The Phoenix Park was floated as an outside option, but essentially it was too late to organise an event of the size that would justify such a move. A ticket-only event at Merrion Square, where the parade culminates, would have resulted in chaos and bad feeling, as some people got in and some were left outside – hardly in the spirit of Pride.
The Dublin Pride board, to their credit, reached out and asked for feedback from LGBT community organisations before making any decision and the result is a pared-down event for everyone at Merrion Square, with a strong emphasis on political speeches from the key stakeholders in the fight for LGBT equality, who were almost left out of last year’s event.
The Right Way To Go This Year
Personally, I think this is the right way to go, particularly for the year that’s in it, when we need to be rallying the troops for the 2015 referendum on same-sex marriage. It is likely (I hope!) that by the time next year’s Dublin Pride comes along, we’ll be celebrating the forthcoming introduction of equal marriage, so this year the calls to action need to be heard.

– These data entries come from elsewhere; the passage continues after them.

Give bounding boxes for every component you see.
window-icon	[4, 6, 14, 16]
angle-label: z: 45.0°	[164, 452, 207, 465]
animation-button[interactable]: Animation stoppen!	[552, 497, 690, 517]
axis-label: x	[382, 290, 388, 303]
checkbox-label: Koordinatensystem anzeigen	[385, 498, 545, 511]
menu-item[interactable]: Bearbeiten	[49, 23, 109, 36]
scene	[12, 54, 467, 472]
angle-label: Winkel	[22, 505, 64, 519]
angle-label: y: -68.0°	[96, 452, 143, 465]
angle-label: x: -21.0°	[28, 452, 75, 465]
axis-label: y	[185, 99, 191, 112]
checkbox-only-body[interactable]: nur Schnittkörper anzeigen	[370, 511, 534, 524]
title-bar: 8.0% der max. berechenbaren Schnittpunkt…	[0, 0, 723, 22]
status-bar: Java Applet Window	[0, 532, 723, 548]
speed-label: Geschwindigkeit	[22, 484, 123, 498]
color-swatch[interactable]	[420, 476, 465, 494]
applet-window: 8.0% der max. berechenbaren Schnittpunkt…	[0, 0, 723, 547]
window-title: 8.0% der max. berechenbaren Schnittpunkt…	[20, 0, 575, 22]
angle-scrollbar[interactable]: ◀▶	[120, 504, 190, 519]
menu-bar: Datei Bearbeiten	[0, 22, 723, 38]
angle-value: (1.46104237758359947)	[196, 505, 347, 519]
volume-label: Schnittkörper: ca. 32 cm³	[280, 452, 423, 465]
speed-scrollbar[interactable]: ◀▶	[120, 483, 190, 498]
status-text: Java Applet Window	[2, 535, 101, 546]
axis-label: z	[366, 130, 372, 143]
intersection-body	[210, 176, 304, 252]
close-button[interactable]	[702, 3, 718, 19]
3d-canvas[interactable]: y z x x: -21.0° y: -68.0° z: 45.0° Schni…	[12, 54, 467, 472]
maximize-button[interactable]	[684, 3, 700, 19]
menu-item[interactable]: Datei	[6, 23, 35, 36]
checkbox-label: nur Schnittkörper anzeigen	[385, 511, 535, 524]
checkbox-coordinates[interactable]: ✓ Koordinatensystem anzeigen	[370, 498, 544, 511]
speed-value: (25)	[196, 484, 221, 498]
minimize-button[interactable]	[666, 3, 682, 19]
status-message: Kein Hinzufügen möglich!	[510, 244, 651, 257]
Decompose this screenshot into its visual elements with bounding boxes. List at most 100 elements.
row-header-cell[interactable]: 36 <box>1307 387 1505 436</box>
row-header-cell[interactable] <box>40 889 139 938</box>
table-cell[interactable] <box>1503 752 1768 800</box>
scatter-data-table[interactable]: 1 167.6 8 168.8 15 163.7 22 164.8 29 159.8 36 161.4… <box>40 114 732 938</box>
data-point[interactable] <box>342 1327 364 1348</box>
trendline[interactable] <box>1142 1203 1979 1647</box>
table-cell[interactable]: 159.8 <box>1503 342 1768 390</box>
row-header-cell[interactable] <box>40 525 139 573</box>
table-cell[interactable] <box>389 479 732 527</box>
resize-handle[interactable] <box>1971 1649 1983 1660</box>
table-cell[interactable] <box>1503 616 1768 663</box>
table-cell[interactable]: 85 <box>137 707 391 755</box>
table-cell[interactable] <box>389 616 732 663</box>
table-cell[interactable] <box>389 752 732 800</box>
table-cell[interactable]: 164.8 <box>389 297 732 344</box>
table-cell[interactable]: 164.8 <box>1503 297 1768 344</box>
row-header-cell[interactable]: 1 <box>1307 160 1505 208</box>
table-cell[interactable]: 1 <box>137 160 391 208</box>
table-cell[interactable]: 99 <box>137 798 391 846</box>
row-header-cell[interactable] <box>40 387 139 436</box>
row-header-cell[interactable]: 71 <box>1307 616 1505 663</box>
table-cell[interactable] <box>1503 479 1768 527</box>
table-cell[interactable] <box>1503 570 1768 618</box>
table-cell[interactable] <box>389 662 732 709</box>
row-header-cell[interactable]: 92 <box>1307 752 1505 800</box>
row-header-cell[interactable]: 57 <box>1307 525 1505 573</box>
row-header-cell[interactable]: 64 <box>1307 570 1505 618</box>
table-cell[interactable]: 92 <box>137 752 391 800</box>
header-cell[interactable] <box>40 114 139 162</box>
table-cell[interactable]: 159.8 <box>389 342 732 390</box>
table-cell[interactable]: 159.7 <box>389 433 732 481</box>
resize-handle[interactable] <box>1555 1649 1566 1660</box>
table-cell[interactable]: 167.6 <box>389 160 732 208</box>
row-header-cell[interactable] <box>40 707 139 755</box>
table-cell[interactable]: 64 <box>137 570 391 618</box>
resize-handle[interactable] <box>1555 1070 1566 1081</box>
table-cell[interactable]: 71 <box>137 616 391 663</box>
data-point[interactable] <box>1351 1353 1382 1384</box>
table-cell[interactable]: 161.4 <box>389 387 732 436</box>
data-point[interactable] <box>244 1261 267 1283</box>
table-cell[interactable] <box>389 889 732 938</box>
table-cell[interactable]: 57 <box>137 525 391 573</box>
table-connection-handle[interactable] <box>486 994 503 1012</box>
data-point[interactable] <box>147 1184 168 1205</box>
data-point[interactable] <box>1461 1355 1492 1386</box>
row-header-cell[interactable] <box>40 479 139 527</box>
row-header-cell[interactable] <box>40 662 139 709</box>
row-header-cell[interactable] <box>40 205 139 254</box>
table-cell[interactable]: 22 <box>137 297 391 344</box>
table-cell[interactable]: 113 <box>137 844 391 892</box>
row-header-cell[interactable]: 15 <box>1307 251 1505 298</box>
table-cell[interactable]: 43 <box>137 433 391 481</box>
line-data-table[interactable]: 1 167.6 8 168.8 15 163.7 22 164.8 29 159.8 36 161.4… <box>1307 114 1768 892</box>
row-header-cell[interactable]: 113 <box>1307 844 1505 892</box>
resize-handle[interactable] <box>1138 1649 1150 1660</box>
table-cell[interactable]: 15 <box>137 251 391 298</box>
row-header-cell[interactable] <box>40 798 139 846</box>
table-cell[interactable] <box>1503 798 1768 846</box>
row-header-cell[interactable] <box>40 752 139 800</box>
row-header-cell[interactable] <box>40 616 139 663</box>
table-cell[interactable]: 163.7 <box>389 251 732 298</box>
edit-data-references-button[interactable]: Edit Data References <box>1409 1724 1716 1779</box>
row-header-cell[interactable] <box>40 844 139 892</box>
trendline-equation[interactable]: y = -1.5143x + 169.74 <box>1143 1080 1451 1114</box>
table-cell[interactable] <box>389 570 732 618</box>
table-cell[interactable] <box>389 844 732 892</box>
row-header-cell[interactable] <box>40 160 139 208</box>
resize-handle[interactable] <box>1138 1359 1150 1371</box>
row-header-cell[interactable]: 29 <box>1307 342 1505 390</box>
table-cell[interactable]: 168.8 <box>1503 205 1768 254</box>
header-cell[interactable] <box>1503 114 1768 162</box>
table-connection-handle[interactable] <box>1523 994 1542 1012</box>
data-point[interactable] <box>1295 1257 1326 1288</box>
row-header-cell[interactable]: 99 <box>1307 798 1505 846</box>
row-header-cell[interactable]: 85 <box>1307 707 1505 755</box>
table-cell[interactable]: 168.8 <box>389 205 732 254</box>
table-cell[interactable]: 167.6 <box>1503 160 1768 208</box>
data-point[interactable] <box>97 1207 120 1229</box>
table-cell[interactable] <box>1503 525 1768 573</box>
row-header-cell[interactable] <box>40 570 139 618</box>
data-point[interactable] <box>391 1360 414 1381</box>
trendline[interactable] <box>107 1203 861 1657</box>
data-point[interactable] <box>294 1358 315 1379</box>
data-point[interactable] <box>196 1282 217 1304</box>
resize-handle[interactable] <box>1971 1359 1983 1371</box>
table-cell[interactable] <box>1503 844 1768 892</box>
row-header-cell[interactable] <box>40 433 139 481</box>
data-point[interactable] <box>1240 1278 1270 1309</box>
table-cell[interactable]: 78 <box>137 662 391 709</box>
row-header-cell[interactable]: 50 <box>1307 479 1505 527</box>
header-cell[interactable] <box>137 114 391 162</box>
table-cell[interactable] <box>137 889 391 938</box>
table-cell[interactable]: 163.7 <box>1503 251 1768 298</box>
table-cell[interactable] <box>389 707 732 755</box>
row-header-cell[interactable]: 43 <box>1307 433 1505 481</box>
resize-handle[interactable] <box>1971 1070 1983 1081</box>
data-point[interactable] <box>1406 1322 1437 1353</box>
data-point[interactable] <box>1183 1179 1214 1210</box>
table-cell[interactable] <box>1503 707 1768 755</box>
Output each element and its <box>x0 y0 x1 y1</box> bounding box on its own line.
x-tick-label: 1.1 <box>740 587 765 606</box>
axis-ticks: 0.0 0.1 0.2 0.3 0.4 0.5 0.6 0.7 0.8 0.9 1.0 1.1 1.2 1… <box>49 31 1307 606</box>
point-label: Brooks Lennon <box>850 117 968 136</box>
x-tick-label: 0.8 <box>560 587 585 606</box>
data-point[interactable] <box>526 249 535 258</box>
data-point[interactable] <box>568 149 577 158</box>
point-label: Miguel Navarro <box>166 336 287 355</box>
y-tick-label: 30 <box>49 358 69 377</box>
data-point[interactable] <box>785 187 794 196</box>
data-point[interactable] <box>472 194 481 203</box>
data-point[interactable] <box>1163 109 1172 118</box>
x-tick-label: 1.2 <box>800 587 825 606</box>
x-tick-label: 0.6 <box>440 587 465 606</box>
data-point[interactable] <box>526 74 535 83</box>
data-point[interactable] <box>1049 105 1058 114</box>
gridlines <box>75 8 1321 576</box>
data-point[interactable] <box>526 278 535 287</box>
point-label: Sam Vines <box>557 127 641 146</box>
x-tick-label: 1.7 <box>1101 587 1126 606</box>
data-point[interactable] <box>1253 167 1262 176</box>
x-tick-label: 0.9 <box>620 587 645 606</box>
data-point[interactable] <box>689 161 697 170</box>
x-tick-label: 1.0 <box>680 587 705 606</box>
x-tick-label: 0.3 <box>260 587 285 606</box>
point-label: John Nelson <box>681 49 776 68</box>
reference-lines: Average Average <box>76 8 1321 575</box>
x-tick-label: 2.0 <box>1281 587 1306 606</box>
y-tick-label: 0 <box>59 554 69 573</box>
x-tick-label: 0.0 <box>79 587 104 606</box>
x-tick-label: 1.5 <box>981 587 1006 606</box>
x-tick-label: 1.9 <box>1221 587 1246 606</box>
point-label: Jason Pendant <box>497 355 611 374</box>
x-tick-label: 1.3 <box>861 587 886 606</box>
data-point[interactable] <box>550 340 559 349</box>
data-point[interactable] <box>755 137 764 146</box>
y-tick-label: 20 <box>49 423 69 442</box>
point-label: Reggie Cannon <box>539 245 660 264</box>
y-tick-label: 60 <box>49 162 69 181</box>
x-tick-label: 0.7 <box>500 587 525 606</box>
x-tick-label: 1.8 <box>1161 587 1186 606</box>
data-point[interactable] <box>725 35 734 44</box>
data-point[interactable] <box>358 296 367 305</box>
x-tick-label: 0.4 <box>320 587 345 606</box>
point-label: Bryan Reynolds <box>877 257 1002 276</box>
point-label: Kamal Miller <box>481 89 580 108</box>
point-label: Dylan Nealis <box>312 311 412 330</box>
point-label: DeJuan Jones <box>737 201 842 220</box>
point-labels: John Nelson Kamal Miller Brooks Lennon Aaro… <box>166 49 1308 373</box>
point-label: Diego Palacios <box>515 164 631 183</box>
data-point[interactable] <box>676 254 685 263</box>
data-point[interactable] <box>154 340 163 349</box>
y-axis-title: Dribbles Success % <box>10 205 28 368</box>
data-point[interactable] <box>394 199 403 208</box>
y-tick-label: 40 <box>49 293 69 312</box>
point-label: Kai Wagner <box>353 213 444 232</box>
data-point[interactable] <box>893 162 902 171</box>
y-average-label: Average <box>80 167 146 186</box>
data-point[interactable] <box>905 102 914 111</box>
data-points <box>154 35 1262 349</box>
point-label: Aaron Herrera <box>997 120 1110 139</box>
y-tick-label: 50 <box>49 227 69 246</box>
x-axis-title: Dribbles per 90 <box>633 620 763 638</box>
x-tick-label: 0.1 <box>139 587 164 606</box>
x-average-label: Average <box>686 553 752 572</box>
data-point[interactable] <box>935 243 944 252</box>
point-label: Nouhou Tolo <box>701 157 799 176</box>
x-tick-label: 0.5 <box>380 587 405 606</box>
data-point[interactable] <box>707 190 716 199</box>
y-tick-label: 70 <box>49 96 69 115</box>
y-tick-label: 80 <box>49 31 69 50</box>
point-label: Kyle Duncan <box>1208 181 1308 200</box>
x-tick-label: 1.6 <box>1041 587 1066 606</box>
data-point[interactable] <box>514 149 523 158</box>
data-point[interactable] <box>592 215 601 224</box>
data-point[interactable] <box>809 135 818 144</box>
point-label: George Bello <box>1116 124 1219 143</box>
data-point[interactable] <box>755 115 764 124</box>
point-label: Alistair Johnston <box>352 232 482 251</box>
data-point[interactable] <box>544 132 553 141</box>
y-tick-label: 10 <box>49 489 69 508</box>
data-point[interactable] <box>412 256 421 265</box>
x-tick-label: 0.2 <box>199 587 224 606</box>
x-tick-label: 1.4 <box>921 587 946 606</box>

If we do win the referendum before Dublin Pride 2015, the organisers can expect another huge jump in numbers and that leaves them with the same problem of what to do with the post-parade party.
The Phoenix Park option is not ideal. If the parade was routed out of the city to the park, there’s a long walk to the public event grounds at Farmleigh. Plus, the scale of the event would have to grow so much, it would be hard for the organisers to get by without either charging in or giving title sponsorship to a commercial entity, or both.
Lessons To Be Learned
Lessons can be learned from the history of London Pride, which has faced the same issues as Dublin Pride. In the early noughties, it went down the title sponsorship road, with a ticketed event in Hyde Park, a controversial move that ultimately turned Pride from a demonstration in commemoration of the Stonewall riots and against continuing injustice for LGBT people around the world, into a music festival. This year, the London parade will disperse at its final destination and various after-parties, both free and ticketed, will take place across the city. There will be no political rally when the parade ends. There is also no corporate sponsor. Instead the Greater London Authority is funding the festival over the next five years to the tune of half a million pounds.
In the light of these London developments, perhaps this year’s Dublin Pride is on track to the right solution for the expanding festivities. In his recent interview with The Outmost, Chair of the Dublin Pride board, Jason Flynn, brought up the idea of “a kind of multi-site festival, or a very heavily programmed campus-style chain of events, where you follow the programme from venue to venue around the city.”
Essentially, this is what London Pride has turned into, although it’s less a programmed chain of events than a set of disparate parties across the city, with an unofficial one taking over Compton Street in Soho. Dublin, because of its size, has the opportunity to be more cohesive than this, if that’s the direction the festival takes, much in the way Belgian Pride is staged in similarly sized Brussels. This approach, combined with some political rallying, either before the parade begins or at its end, might be the way forward.
Impromptu Street Parties
Of course, over the past few years, certain areas of Dublin have become locations for impromptu street parties, which can be argued serve to keep Pride central anyway. But eventually these unplanned street parties will be banned by the authorities because of rising health and safety issues. For example, GCN’s Mother street party has moved to an official location for the past two years due to such official concerns.
One way or another, what’s important is that Dublin Pride continues to be a key event in the Irish calendar. Coming only second to St Patrick’s Day on the country’s public events roster, the parade and its after-party are not only a celebration of LGBT identity, but also the identity of the Irish capital as an exciting, colourful, cosmopolitan city that wholeheartedly values LGBT culture. It is a statement of Ireland’s modernity and being counted with all the other countries that embrace diversity. Come to think of it, shouldn’t DCC be underwriting its expansion?